XGBoost and cost-sensitive CART for imbalanced multiclass diabetes classification in Iraq

Authors:

Nabila A. Alsharif,Inaam Aboud Hussain,Loaiy F. Naji,

DOI NO:

https://doi.org/10.26782/jmcms.2026.02.00001

Keywords:

Classification,XGBoost,CART,Class imbalance,Diabetes,Pre diabetic,

Abstract

Diabetes imposes a substantial public health burden; according to the International Diabetes Federation, there were about 3.4 million diabetes related deaths worldwide in 2024, and in Iraq, the Federation reports that one in nine adults lives with diabetes in 2024, with 14,683 adult deaths attributable to diabetes and a total diabetes related health expenditure of 2,078 million United States dollars. The dataset analyzed in this study contains 1,000 records collected in 2020 from two Iraqi teaching hospitals and includes multiple clinical and laboratory measurements with three outcome classes, namely Non diabetic, Pre diabetic, and Diabetic, with a low prevalence of the Pre diabetic class and an imbalanced overall class distribution; the data are challenging because they contain many outliers, non homogeneous covariance matrices across classes, exact duplicate rows that were removed before modelling, and linear correlations among certain variables.
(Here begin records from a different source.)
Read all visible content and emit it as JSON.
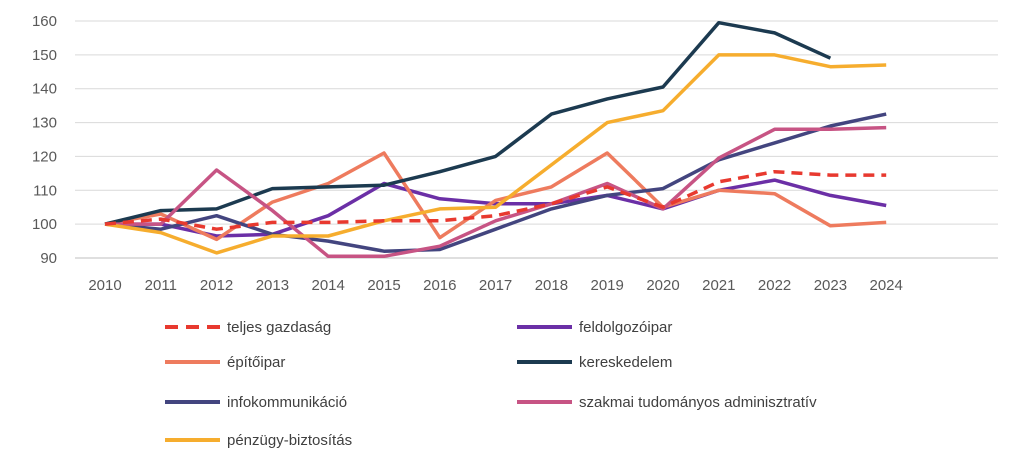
{
  "chart_data": {
    "type": "line",
    "title": "",
    "xlabel": "",
    "ylabel": "",
    "x": [
      "2010",
      "2011",
      "2012",
      "2013",
      "2014",
      "2015",
      "2016",
      "2017",
      "2018",
      "2019",
      "2020",
      "2021",
      "2022",
      "2023",
      "2024"
    ],
    "ylim": [
      90,
      160
    ],
    "yticks": [
      90,
      100,
      110,
      120,
      130,
      140,
      150,
      160
    ],
    "grid": "horizontal",
    "legend_position": "bottom",
    "series": [
      {
        "name": "teljes gazdaság",
        "color": "#e8392f",
        "dashed": true,
        "values": [
          100,
          101.5,
          98.5,
          100.5,
          100.5,
          101,
          101,
          102.5,
          106,
          111,
          105,
          112.5,
          115.5,
          114.5,
          114.5
        ]
      },
      {
        "name": "feldolgozóipar",
        "color": "#6b2fa6",
        "dashed": false,
        "values": [
          100,
          100,
          96.5,
          97,
          102.5,
          112,
          107.5,
          106,
          106,
          108.5,
          104.5,
          110,
          113,
          108.5,
          105.5
        ]
      },
      {
        "name": "építőipar",
        "color": "#ee7b5e",
        "dashed": false,
        "values": [
          100,
          103,
          95.5,
          106.5,
          112,
          121,
          96,
          107,
          111,
          121,
          105,
          110,
          109,
          99.5,
          100.5
        ]
      },
      {
        "name": "kereskedelem",
        "color": "#1c3a50",
        "dashed": false,
        "values": [
          100,
          104,
          104.5,
          110.5,
          111,
          111.5,
          115.5,
          120,
          132.5,
          137,
          140.5,
          159.5,
          156.5,
          149,
          null
        ]
      },
      {
        "name": "infokommunikáció",
        "color": "#43457f",
        "dashed": false,
        "values": [
          100,
          98.5,
          102.5,
          97,
          95,
          92,
          92.5,
          98.5,
          104.5,
          108.5,
          110.5,
          119,
          124,
          129,
          132.5
        ]
      },
      {
        "name": "szakmai tudományos adminisztratív",
        "color": "#c75484",
        "dashed": false,
        "values": [
          100,
          100,
          116,
          104,
          90.5,
          90.5,
          93.5,
          101,
          106,
          112,
          104.5,
          119.5,
          128,
          128,
          128.5
        ]
      },
      {
        "name": "pénzügy-biztosítás",
        "color": "#f6ad2e",
        "dashed": false,
        "values": [
          100,
          97.5,
          91.5,
          96.5,
          96.5,
          101,
          104.5,
          105,
          117.5,
          130,
          133.5,
          150,
          150,
          146.5,
          147
        ]
      }
    ]
  }
}
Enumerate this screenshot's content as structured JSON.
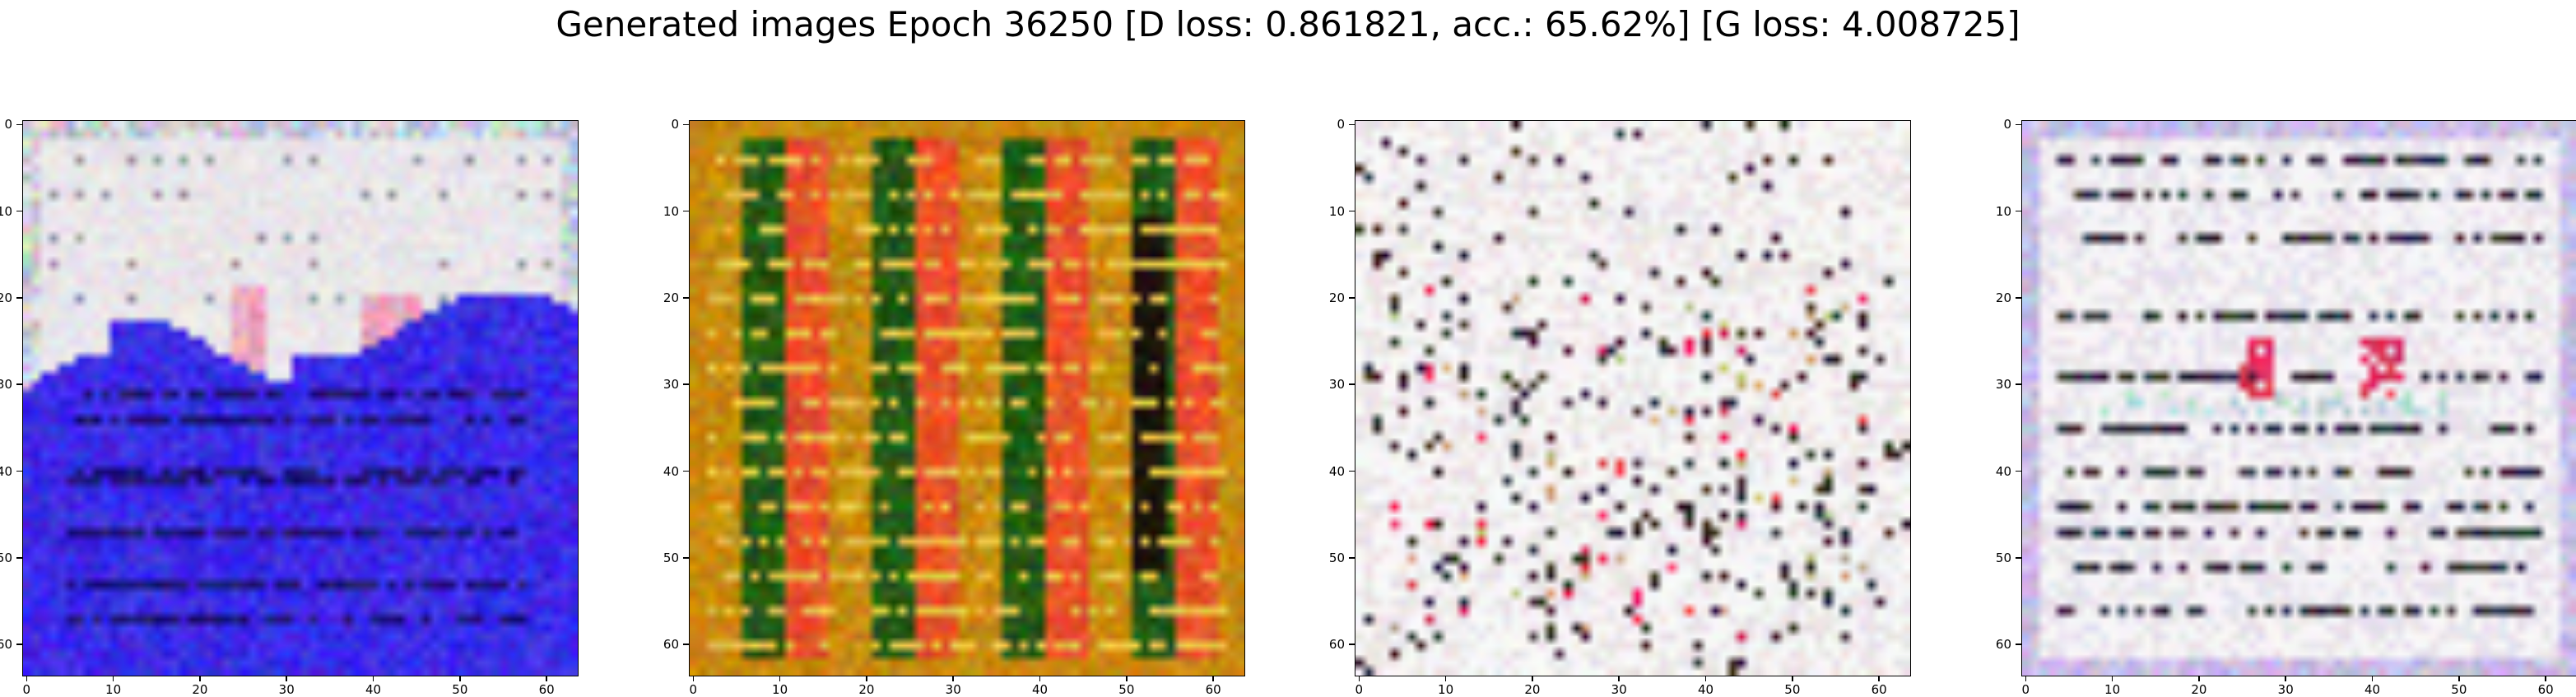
{
  "figure": {
    "title": "Generated images Epoch 36250 [D loss: 0.861821, acc.: 65.62%] [G loss: 4.008725]"
  },
  "axes": {
    "x_ticks": [
      "0",
      "10",
      "20",
      "30",
      "40",
      "50",
      "60"
    ],
    "y_ticks": [
      "0",
      "10",
      "20",
      "30",
      "40",
      "50",
      "60"
    ],
    "pixel_range": [
      0,
      63
    ]
  },
  "panels": [
    {
      "id": "sample-1",
      "description_icon": "generated-document-image",
      "palette": [
        "#e9e6ea",
        "#3b2ce6",
        "#1d1470",
        "#f2a3c0",
        "#c8cfd9"
      ]
    },
    {
      "id": "sample-2",
      "description_icon": "generated-document-image",
      "palette": [
        "#c88a10",
        "#e8512a",
        "#245a14",
        "#1a140c",
        "#e8c64a"
      ]
    },
    {
      "id": "sample-3",
      "description_icon": "generated-document-image",
      "palette": [
        "#ece6e8",
        "#f7f7f7",
        "#2a1c22",
        "#e62050",
        "#c4b070"
      ]
    },
    {
      "id": "sample-4",
      "description_icon": "generated-document-image",
      "palette": [
        "#e8e4ec",
        "#f7f5f7",
        "#2e2a36",
        "#e2305a",
        "#b4dad8"
      ]
    }
  ]
}
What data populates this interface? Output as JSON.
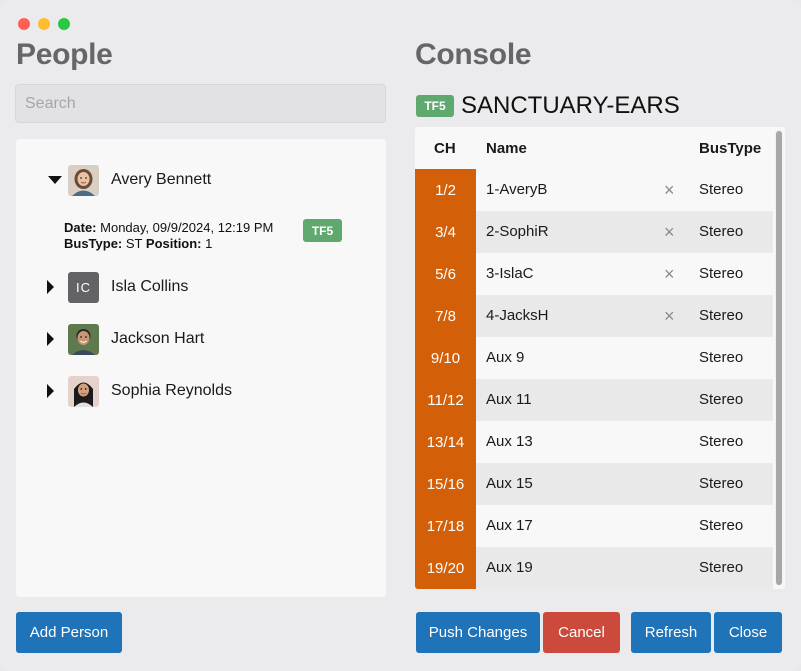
{
  "window": {
    "controls": [
      {
        "name": "close",
        "color": "#fe5f57"
      },
      {
        "name": "minimize",
        "color": "#febc2e"
      },
      {
        "name": "zoom",
        "color": "#28c840"
      }
    ]
  },
  "people": {
    "title": "People",
    "search": {
      "placeholder": "Search",
      "value": ""
    },
    "items": [
      {
        "name": "Avery Bennett",
        "expanded": true,
        "avatar": "photo-woman-icon",
        "details": {
          "date_label": "Date:",
          "date_value": "Monday, 09/9/2024, 12:19 PM",
          "bustype_label": "BusType:",
          "bustype_value": "ST",
          "position_label": "Position:",
          "position_value": "1",
          "badge": "TF5"
        }
      },
      {
        "name": "Isla Collins",
        "expanded": false,
        "avatar_initials": "IC"
      },
      {
        "name": "Jackson Hart",
        "expanded": false,
        "avatar": "photo-man-icon"
      },
      {
        "name": "Sophia Reynolds",
        "expanded": false,
        "avatar": "photo-woman-icon"
      }
    ],
    "add_button": "Add Person"
  },
  "console": {
    "title": "Console",
    "badge": "TF5",
    "name": "SANCTUARY-EARS",
    "columns": {
      "ch": "CH",
      "name": "Name",
      "bustype": "BusType"
    },
    "rows": [
      {
        "ch": "1/2",
        "name": "1-AveryB",
        "bustype": "Stereo",
        "removable": true
      },
      {
        "ch": "3/4",
        "name": "2-SophiR",
        "bustype": "Stereo",
        "removable": true
      },
      {
        "ch": "5/6",
        "name": "3-IslaC",
        "bustype": "Stereo",
        "removable": true
      },
      {
        "ch": "7/8",
        "name": "4-JacksH",
        "bustype": "Stereo",
        "removable": true
      },
      {
        "ch": "9/10",
        "name": "Aux 9",
        "bustype": "Stereo",
        "removable": false
      },
      {
        "ch": "11/12",
        "name": "Aux 11",
        "bustype": "Stereo",
        "removable": false
      },
      {
        "ch": "13/14",
        "name": "Aux 13",
        "bustype": "Stereo",
        "removable": false
      },
      {
        "ch": "15/16",
        "name": "Aux 15",
        "bustype": "Stereo",
        "removable": false
      },
      {
        "ch": "17/18",
        "name": "Aux 17",
        "bustype": "Stereo",
        "removable": false
      },
      {
        "ch": "19/20",
        "name": "Aux 19",
        "bustype": "Stereo",
        "removable": false
      }
    ],
    "remove_glyph": "×",
    "buttons": {
      "push": "Push Changes",
      "cancel": "Cancel",
      "refresh": "Refresh",
      "close": "Close"
    }
  },
  "colors": {
    "channel": "#d35f08",
    "badge": "#5fa96e",
    "primary": "#1f73b8",
    "danger": "#cc4a3b"
  }
}
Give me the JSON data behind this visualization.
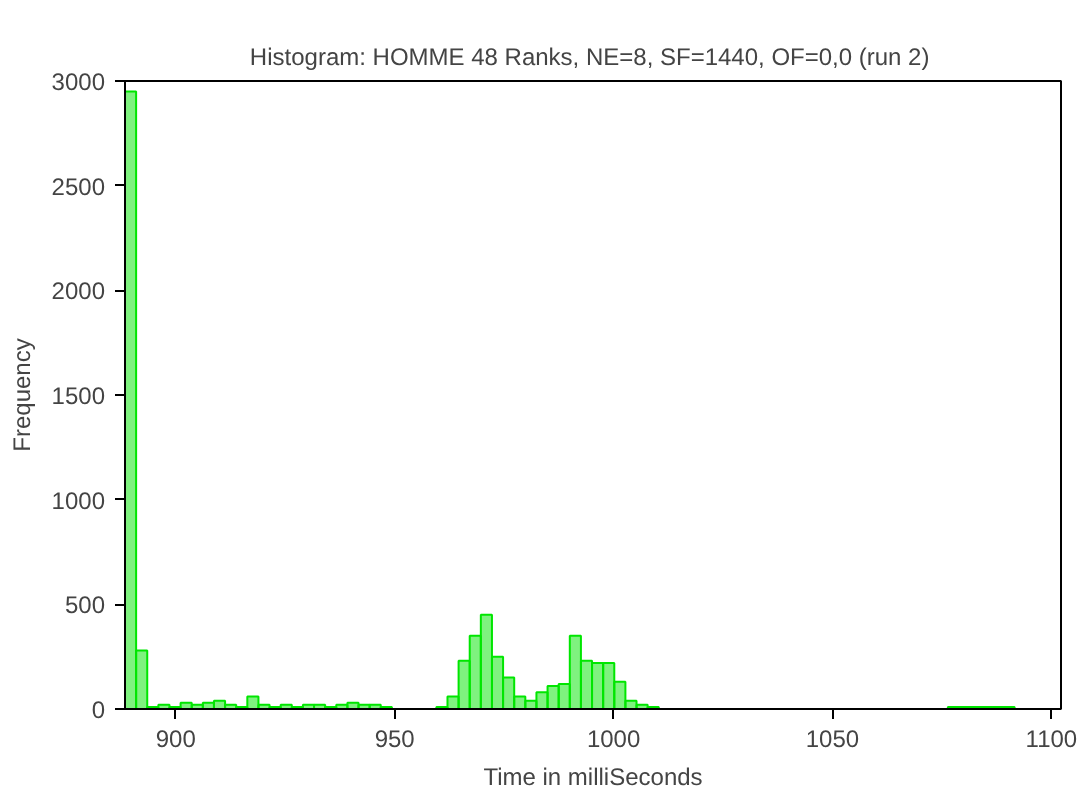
{
  "chart_data": {
    "type": "histogram",
    "title": "Histogram:  HOMME 48 Ranks, NE=8, SF=1440, OF=0,0 (run 2)",
    "xlabel": "Time in milliSeconds",
    "ylabel": "Frequency",
    "bins": [
      888.4,
      890.94,
      893.48,
      896.02,
      898.56,
      901.1,
      903.64,
      906.18,
      908.72,
      911.26,
      913.8,
      916.34,
      918.88,
      921.42,
      923.96,
      926.5,
      929.04,
      931.58,
      934.12,
      936.66,
      939.2,
      941.74,
      944.28,
      946.82,
      949.36,
      951.9,
      954.44,
      956.98,
      959.52,
      962.06,
      964.6,
      967.14,
      969.68,
      972.22,
      974.76,
      977.3,
      979.84,
      982.38,
      984.92,
      987.46,
      990.0,
      992.54,
      995.08,
      997.62,
      1000.16,
      1002.7,
      1005.24,
      1007.78,
      1010.32,
      1012.86,
      1015.4,
      1017.94,
      1020.48,
      1023.02,
      1025.56,
      1028.1,
      1030.64,
      1033.18,
      1035.72,
      1038.26,
      1040.8,
      1043.34,
      1045.88,
      1048.42,
      1050.96,
      1053.5,
      1056.04,
      1058.58,
      1061.12,
      1063.66,
      1066.2,
      1068.74,
      1071.28,
      1073.82,
      1076.36,
      1078.9,
      1081.44,
      1083.98,
      1086.52,
      1089.06,
      1091.6
    ],
    "values": [
      2950,
      280,
      10,
      20,
      10,
      30,
      20,
      30,
      40,
      20,
      10,
      60,
      20,
      10,
      20,
      10,
      20,
      20,
      10,
      20,
      30,
      20,
      20,
      10,
      0,
      0,
      0,
      0,
      10,
      60,
      230,
      350,
      450,
      250,
      150,
      60,
      40,
      80,
      110,
      120,
      350,
      230,
      220,
      220,
      130,
      40,
      20,
      10,
      0,
      0,
      0,
      0,
      0,
      0,
      0,
      0,
      0,
      0,
      0,
      0,
      0,
      0,
      0,
      0,
      0,
      0,
      0,
      0,
      0,
      0,
      0,
      0,
      0,
      0,
      10,
      10,
      10,
      10,
      10,
      10
    ],
    "color": "#00e600",
    "xlim": [
      888.4,
      1102.2
    ],
    "ylim": [
      0,
      3000
    ],
    "xticks": [
      900,
      950,
      1000,
      1050,
      1100
    ],
    "yticks": [
      0,
      500,
      1000,
      1500,
      2000,
      2500,
      3000
    ],
    "grid": false
  }
}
The study objective was to train and evaluate models that discriminate among the three classes and yield accurate, well calibrated predictions for future cases in similar clinical settings, but the diagnostic properties of the data limited the applicability of classical discriminant functions; therefore two supervised learners were employed: Classification and Regression Trees (CART) and Extreme Gradient Boosting (XGBoost), together with preprocessing that removed exact duplicate rows and excluded VLDL because it is algebraically derived from triglycerides in mmol per liter as VLDL equals triglycerides divided by 2.2, which would introduce redundancy and multicollinearity. On the held-out test set, XGBoost achieved higher Accuracy at 98.18 percent compared with 97.58 percent for CART and higher Balanced Accuracy at 93.84 percent compared with 88.16 percent for CART, indicating that XGBoost provided the strongest overall operating point for this three-class task while CART remains useful when simple and transparent rules are required.